I've seen warning messages for the older XLM macros. But these are different
from the standard warning message for the modern VBA macros. Are you sure
you're seeing the same warning message?

I don't recall if you see two messages when you have both types of macros (I
kind of remember that you do--but my memory ain't getting better!)

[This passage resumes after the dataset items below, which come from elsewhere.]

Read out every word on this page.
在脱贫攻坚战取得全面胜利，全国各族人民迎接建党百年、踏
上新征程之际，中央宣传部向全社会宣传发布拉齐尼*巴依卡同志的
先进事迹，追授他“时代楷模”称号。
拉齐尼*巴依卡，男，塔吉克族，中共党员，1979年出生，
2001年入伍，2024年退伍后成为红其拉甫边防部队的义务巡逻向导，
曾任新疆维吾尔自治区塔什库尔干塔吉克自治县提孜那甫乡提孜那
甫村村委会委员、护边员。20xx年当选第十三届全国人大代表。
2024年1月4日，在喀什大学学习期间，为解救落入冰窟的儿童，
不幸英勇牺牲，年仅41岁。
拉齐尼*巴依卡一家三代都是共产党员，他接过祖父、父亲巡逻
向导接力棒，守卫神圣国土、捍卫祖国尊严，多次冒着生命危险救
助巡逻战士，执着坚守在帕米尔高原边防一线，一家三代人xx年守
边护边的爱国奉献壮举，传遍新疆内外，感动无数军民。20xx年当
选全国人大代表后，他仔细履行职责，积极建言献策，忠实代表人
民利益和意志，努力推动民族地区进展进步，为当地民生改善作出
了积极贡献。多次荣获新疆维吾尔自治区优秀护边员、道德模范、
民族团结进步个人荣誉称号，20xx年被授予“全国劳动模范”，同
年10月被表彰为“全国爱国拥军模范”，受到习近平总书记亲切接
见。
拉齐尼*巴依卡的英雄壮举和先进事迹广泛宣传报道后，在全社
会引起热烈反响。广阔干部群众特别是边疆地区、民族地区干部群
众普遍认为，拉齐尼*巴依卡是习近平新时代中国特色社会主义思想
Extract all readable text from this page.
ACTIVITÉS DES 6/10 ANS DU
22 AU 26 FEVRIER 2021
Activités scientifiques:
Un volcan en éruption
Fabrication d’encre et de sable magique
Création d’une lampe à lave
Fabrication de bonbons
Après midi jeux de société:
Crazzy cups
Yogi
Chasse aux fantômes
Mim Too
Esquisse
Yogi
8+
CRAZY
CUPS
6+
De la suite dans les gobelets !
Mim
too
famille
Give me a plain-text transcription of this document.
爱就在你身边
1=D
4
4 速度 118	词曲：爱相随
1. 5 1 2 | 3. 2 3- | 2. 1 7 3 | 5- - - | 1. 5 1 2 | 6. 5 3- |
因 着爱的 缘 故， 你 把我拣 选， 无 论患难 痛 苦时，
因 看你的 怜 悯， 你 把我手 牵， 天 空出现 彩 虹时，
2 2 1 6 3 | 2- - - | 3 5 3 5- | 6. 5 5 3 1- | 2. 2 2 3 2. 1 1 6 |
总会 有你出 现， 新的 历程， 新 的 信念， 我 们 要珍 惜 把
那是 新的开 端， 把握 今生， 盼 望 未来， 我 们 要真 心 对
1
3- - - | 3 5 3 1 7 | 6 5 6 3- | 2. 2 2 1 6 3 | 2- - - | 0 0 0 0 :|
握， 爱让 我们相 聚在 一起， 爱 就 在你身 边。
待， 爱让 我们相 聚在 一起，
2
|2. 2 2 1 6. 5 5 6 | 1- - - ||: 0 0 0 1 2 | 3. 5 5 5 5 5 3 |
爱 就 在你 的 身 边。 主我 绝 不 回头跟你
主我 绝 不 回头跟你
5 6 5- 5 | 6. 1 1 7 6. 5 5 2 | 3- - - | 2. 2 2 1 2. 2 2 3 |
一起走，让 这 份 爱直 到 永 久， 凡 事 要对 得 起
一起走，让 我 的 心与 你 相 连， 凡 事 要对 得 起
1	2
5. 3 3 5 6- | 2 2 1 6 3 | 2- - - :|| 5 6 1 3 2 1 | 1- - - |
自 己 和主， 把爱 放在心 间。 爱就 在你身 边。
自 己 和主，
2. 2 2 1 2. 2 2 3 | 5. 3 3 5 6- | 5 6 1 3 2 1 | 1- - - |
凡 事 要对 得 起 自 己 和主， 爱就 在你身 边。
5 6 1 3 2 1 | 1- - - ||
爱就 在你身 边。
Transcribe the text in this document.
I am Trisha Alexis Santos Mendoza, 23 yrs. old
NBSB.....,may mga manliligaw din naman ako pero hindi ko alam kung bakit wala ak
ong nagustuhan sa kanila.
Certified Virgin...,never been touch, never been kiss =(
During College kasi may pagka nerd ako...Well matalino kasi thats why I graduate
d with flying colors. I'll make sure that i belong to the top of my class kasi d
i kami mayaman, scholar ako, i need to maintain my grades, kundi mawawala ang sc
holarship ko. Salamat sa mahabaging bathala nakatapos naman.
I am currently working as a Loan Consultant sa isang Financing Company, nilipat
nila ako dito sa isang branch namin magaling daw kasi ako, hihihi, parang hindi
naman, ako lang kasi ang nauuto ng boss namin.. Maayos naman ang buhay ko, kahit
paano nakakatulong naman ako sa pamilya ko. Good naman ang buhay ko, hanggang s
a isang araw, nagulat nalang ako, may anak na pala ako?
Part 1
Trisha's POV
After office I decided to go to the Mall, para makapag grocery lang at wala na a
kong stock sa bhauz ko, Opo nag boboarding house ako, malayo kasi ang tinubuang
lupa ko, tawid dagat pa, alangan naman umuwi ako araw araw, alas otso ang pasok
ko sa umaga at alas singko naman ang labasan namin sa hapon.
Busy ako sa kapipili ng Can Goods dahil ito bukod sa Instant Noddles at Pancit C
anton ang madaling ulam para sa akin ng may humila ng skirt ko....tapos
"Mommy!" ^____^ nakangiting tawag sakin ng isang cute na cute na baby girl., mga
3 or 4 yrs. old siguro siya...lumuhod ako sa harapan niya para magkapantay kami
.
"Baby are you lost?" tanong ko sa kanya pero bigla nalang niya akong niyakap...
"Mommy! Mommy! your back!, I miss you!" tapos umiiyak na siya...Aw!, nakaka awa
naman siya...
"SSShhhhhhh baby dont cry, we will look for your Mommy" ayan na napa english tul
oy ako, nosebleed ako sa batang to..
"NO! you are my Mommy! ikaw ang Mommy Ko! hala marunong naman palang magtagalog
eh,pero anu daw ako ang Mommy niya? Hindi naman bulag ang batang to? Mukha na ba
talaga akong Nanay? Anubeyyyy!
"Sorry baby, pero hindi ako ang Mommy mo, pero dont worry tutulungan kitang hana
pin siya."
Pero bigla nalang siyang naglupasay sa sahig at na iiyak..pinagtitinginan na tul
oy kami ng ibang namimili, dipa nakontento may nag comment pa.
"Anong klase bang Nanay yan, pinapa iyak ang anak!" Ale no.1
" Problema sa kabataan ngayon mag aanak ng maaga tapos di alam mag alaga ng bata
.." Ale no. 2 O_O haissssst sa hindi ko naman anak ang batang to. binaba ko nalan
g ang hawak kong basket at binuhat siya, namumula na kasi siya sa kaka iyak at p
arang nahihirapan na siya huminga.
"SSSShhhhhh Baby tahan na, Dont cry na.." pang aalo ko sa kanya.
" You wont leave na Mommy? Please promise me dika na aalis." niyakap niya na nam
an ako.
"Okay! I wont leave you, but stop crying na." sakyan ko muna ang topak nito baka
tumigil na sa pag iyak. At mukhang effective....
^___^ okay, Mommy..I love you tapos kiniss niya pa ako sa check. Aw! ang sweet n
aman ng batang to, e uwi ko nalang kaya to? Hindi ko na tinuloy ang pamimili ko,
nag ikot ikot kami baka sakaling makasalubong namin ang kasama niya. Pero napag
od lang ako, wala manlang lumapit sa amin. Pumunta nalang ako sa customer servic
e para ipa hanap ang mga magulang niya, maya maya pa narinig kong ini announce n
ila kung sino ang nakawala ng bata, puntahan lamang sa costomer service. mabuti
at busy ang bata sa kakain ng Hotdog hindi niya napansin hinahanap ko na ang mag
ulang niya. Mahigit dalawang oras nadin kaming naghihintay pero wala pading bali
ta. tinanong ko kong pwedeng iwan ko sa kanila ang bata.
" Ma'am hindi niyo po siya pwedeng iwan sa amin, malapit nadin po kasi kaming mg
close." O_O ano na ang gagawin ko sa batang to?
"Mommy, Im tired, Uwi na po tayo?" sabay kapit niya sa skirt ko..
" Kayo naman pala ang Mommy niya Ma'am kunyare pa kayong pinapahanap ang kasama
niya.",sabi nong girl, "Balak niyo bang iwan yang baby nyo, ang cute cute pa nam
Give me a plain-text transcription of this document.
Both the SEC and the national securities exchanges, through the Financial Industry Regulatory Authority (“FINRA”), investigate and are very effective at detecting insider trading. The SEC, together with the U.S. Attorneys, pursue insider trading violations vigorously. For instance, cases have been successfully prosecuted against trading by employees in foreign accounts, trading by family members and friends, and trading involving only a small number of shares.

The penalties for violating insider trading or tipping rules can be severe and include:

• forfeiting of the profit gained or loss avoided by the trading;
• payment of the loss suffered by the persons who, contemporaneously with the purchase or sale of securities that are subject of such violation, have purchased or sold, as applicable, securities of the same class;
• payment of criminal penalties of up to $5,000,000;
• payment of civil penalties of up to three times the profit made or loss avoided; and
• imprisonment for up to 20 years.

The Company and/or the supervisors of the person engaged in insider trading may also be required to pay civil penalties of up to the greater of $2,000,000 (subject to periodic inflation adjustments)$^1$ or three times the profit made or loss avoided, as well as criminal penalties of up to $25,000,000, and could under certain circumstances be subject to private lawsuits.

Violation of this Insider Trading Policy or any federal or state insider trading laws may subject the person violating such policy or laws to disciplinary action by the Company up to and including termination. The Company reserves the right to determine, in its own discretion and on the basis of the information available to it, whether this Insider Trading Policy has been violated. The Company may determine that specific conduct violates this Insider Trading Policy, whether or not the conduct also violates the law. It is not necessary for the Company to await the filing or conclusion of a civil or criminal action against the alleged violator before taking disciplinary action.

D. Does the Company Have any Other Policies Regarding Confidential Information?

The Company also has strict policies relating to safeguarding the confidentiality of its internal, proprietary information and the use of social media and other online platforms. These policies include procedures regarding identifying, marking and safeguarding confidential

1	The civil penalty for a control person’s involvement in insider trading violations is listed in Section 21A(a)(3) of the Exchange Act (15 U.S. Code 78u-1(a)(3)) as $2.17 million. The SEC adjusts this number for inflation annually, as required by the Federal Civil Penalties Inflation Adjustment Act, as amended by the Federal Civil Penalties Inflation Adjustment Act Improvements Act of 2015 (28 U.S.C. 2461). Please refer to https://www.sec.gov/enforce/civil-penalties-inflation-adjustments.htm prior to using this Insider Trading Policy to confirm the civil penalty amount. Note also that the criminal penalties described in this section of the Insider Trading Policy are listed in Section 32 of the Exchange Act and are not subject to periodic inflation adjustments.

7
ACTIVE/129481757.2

"You are only opening one instance of excel, right?"
Yes, just one. But... on occasion I have opened multiple workbooks from
Windows Explorer rather than from Excel>File>Open. This has opened multiple
Excel windows (Taskbar buttons) rather than the usual 'all open in one Excel
window' that you get with File>Open. Could this action have corrupted
something?

I don't think so.

But if you want to change this behavior to open in a single instance, a FAQ at
Debra Dalgleish's site may help:
http://www.contextures.com/xlfaqApp.html#AlreadyOpen


Another clue: Since loading Office 97 on this new XP machine Word had
intermittently displayed a message box stating something to the effect that
"Do you want to revert to the saved version of <File Name>?" whenever I
opened a older document. I found that issue on the KB and the cause was that
the registry info for registered file type was incorrect (KB200915). I
employed the registry edit (solution #5) with no results. Could this be
something similar/related?

I don't know enough about MSWord to be helpful--but the only time I've seen that
message in excel is when I try to open a workbook that's already open.

========
I'm hoping that the warning messages were different and you just didn't notice
 
B

BP

Hey Dave, I think I found it.
It seems that my File Association for EST was corrupted somehow. Under
Folder Options>File Types the EST listing showed Open With Excel, but the
description beneath was referring to an AutoCAD file extension (!?!). I
deleted the EST listing and recreated it and now everything seems to be
hunky-dory. For the last 20 minutes anyway.
Thanks for your thoughts and your time. I'll post back if I find anything
different, but you I think you can keep this one in your bag of tricks.
 
D

Dave Peterson

Glad you posted back -- so google now knows about it.

(I don't think I've ever seen anyone have your problem (and your solution)
before!)
Hey Dave, I think I found it.
It seems that my File Association for EST was corrupted somehow. Under
Folder Options>File Types the EST listing showed Open With Excel, but the
description beneath was referring to an AutoCAD file extension (!?!). I
deleted the EST listing and recreated it and now everything seems to be
hunky-dory. For the last 20 minutes anyway.
Thanks for your thoughts and your time. I'll post back if I find anything
different, but you I think you can keep this one in your bag of tricks.